There are a myriad of ways that researchers can work together at the chemistry-biology interface. One area that is hot right now is the discovery and optimisation of novel chemical tools. These tools are used to help us understand the function of proteins in cells. In 2003, Professor Tim Mitchison FRS at Harvard Medical School identified a novel chemical tool for studying a class of proteins known as the myosins. This superfamily of proteins is involved in many of the force generating events that occur in man including muscle contraction. The tool that Mitchison discovered is called blebbistatin and is used extensively by the myosin research community. Like all chemical tools, however, it could be improved, in particular its potency could be enhanced and its selectivity tuned. The best way to achieve this is to modify its chemical structure and then assess the impact of the chemical change. Using a combination of biological techniques carried out in the laboratories of Professors Ivan Rayment (University of Wisconsin at Madison, USA) and James Sellers (National Institutes of Health, USA), we have started to explore the effect of making structural changes in one part of the blebbistatin core structure. This is the first in a series of reports where we have modified virtually every position available in blebbistatin. Protein-ligand co-crystal structures have enabled us to get an insight into the effect of the changes we made and the use of computational methods by Dr Ruth Brenk at Dundee has suggested some new ways forward. Along the way, we discovered some unexpected results in synthetic chemistry. This paper combines research from a large range of disciplines demonstrating what can be achieved by interdisciplinary research teams in academia. 

2. What has motivated you to conduct this work? 

I am driven by a desire to combine high level organic synthesis with challenging problems in biology. We do this through the discovery and optimisation of chemical tools. Whilst the ultimate application of these tools is in biology, through their use in helping us to unravel biological function, significant chemical input is required to deliver the best tool for the job. Blebbistatin is a fascinating compound. It has a very interesting tricyclic core structure and the synthesis of analogues is very challenging. Professor Rayment has a long standing interest and expertise in structural analysis of myosins by protein X-ray crystallography. By combining research interests and skill sets we have tried to move forward chemical tools based on blebbistatin ultimately looking to help researchers dissect myosin function more easily. 

3. Where do you see this work developing in the future? 

The real challenge in this area is identifying selective chemical tools for as many individual members of the myosin superfamily as possible. Maybe by tweaking the structure of blebbistatin this can be achieved, maybe it will take the discovery of brand new pharmacophores to achieve this. Either way we believe the science is interesting, challenging and worthwhile. 
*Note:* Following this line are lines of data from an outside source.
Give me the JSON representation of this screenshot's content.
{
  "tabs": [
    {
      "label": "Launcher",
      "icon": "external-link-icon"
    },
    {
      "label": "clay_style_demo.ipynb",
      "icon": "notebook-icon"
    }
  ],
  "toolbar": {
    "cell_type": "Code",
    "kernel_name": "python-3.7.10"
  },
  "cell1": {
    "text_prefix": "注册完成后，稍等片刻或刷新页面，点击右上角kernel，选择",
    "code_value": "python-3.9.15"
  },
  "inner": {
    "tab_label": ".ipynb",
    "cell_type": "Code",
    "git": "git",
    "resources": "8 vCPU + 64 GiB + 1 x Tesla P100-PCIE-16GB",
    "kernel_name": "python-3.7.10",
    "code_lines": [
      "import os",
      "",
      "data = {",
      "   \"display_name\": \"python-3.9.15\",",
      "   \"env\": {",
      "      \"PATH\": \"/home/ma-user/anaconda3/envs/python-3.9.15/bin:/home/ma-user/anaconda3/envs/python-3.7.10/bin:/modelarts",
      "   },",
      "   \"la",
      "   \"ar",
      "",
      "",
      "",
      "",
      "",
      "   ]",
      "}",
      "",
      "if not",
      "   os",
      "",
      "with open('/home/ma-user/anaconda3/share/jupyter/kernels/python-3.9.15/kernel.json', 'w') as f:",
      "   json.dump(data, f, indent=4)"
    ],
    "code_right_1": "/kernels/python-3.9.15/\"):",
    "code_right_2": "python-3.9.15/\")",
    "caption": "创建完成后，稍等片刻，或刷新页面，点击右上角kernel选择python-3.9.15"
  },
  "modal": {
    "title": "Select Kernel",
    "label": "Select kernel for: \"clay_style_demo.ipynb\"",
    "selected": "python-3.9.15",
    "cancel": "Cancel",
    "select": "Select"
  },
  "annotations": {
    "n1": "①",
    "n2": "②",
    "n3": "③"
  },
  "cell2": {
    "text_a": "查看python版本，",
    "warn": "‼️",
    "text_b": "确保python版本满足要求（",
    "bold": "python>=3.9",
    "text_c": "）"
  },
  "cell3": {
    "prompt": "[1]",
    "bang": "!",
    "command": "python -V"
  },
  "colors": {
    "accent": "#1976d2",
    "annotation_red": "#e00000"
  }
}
4. Are there any particular challenges facing future research in this area? 

In the paper we comment on the fact that it is relatively surprising that blebbistatin itself exhibits any real selectivity within the myosin superfamily given how similar myosin isoforms are in the general region of the protein where blebbistatin binds. The challenge of tuning selectivity is pretty enormous in any system and the myosins are no different. Our approach to this has been to put together synthetic routes to access lots of blebbistatin analogues and then to pick selective analogues from the overall collection. More recently we have also brought on board Dr Ruth Brenk from Dundee whose expertise in molecular modelling may also help us to prepare selective analogues in the long run. It has been great fun working in this collaboration and we have managed to overcome successfully the challenges of being located all around the world.